Tiga langkah Indonesia merespons konflik
Dalam penjelasannya, Santo memaparkan sejumlah langkah konkret yang telah dilakukan pemerintah sebagai implementasi dari politik luar negeri bebas aktif di tengah eskalasi konflik di Timur Tengah.
Langkah pertama adalah mengeluarkan pernyataan resmi yang mendesak semua pihak yang terlibat untuk menghentikan aksi kekerasan serta segera melakukan deeskalasi konflik. Seruan tersebut telah disampaikan Indonesia sejak konflik antara AS–Israel vs Iran mulai memanas pada Sabtu, 28 Februari 2026.
Melalui pernyataan tersebut, pemerintah berharap semua pihak dapat menahan diri dan mengedepankan jalur dialog guna menghindari dampak yang lebih luas terhadap stabilitas kawasan maupun global.
Langkah kedua adalah memperkuat komunikasi diplomatik dengan sejumlah negara di kawasan Timur Tengah. Upaya ini dilakukan guna mendorong terbukanya ruang dialog serta memperkuat jalur diplomasi sebagai solusi penyelesaian konflik.
Santo menyebutkan bahwa dalam kurun waktu sepekan terakhir, Menteri Luar Negeri Sugiono telah melakukan komunikasi melalui sambungan telepon dengan sejumlah pejabat tinggi luar negeri dari negara-negara kawasan.
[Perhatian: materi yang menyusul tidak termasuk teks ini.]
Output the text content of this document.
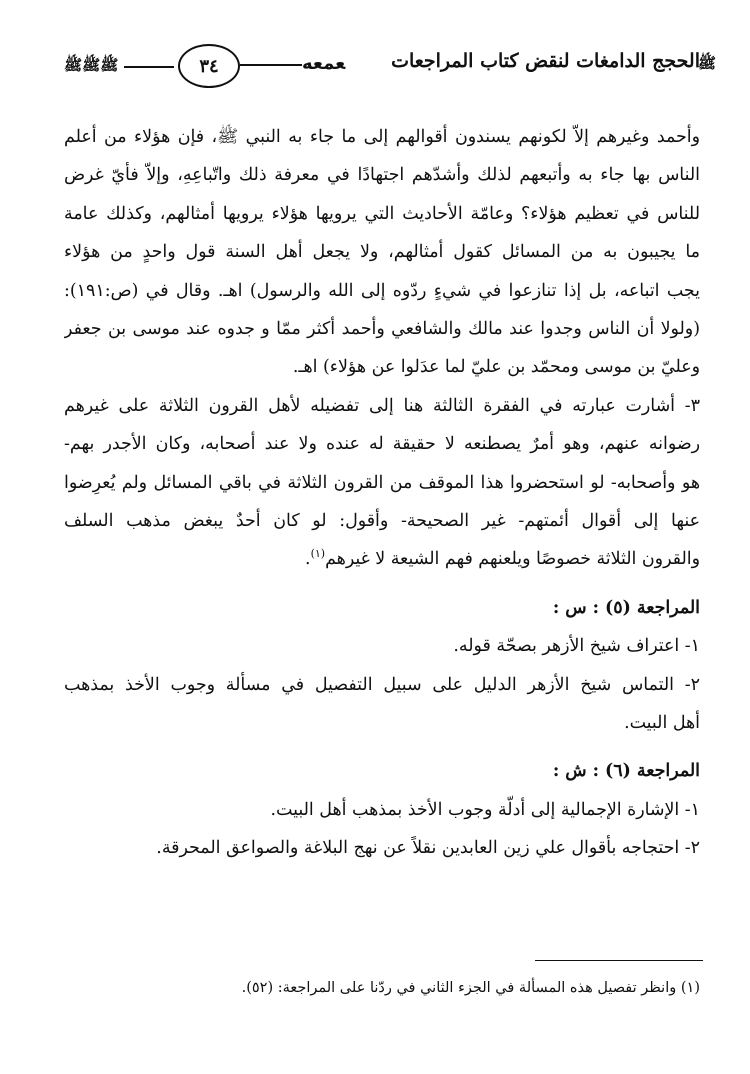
ﷺ
الحجج الدامغات لنقض كتاب المراجعات
ﻌﻤﻌﻪ
٣٤
ﷺﷺﷺ
وأحمد وغيرهم إلاّ لكونهم يسندون أقوالهم إلى ما جاء به النبي ﷺ، فإن هؤلاء من أعلم
الناس بها جاء به وأتبعهم لذلك وأشدّهم اجتهادًا في معرفة ذلك واتّباعِهِ، وإلاّ فأيّ غرض
للناس في تعظيم هؤلاء؟ وعامّة الأحاديث التي يرويها هؤلاء يرويها أمثالهم، وكذلك عامة
ما يجيبون به من المسائل كقول أمثالهم، ولا يجعل أهل السنة قول واحدٍ من هؤلاء
يجب اتباعه، بل إذا تنازعوا في شيءٍ ردّوه إلى الله والرسول) اهـ. وقال في (ص:١٩١):
(ولولا أن الناس وجدوا عند مالك والشافعي وأحمد أكثر ممّا و جدوه عند موسى بن جعفر
وعليّ بن موسى ومحمّد بن عليّ لما عدَلوا عن هؤلاء) اهـ.
٣- أشارت عبارته في الفقرة الثالثة هنا إلى تفضيله لأهل القرون الثلاثة على غيرهم
رضوانه عنهم، وهو أمرٌ يصطنعه لا حقيقة له عنده ولا عند أصحابه، وكان الأجدر بهم-
هو وأصحابه- لو استحضروا هذا الموقف من القرون الثلاثة في باقي المسائل ولم يُعرِضوا
عنها إلى أقوال أئمتهم- غير الصحيحة- وأقول: لو كان أحدٌ يبغض مذهب السلف
والقرون الثلاثة خصوصًا ويلعنهم فهم الشيعة لا غيرهم$^{(١)}$.
المراجعة (٥) : س :
١- اعتراف شيخ الأزهر بصحّة قوله.
٢- التماس شيخ الأزهر الدليل على سبيل التفصيل في مسألة وجوب الأخذ بمذهب
أهل البيت.
المراجعة (٦) : ش :
١- الإشارة الإجمالية إلى أدلّة وجوب الأخذ بمذهب أهل البيت.
٢- احتجاجه بأقوال علي زين العابدين نقلاً عن نهج البلاغة والصواعق المحرقة.
(١) وانظر تفصيل هذه المسألة في الجزء الثاني في ردّنا على المراجعة: (٥٢).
Di antaranya adalah Menteri Luar Negeri Iran, Menteri Luar Negeri Uni Emirat Arab (UEA), serta Menteri Luar Negeri Arab Saudi. Komunikasi tersebut menjadi bagian dari diplomasi aktif Indonesia dalam mendorong upaya perdamaian.
Selain itu, Presiden Prabowo Subianto juga turut menjalin komunikasi dengan beberapa pemimpin negara Timur Tengah, termasuk pimpinan Uni Emirat Arab, Emir Qatar, serta Raja Yordania.
"Tentunya yang kita ingin lakukan adalah mendorong penyelesaian damai berdasarkan hukum internasional," imbuhnya.
Perlindungan WNI jadi prioritas
Langkah ketiga yang ditempuh pemerintah adalah memastikan keselamatan dan perlindungan warga negara Indonesia (WNI) yang berada di kawasan Timur Tengah.
Kementerian Luar Negeri terus menjalin koordinasi dengan seluruh perwakilan diplomatik Indonesia di negara-negara terdampak konflik guna memantau perkembangan situasi secara langsung.
Langkah ini juga mencakup persiapan berbagai skenario perlindungan bagi WNI, termasuk kemungkinan evakuasi apabila kondisi keamanan di kawasan tersebut semakin memburuk.
"Kami memastikan bahwa upaya perlindungan WNI di kawasan Timur Tengah tetap menjadi prioritas utama, terutama terkait dengan apakah diperlukan evakuasi bagi masyarakat kita yang ada di kawasan tersebut," pungkasnya.
Melalui tiga langkah tersebut, pemerintah menegaskan bahwa sikap Indonesia dalam konflik AS–Israel dan Iran tetap konsisten pada prinsip politik bebas aktif, yakni tidak berpihak namun tetap aktif mendorong terciptanya perdamaian dunia.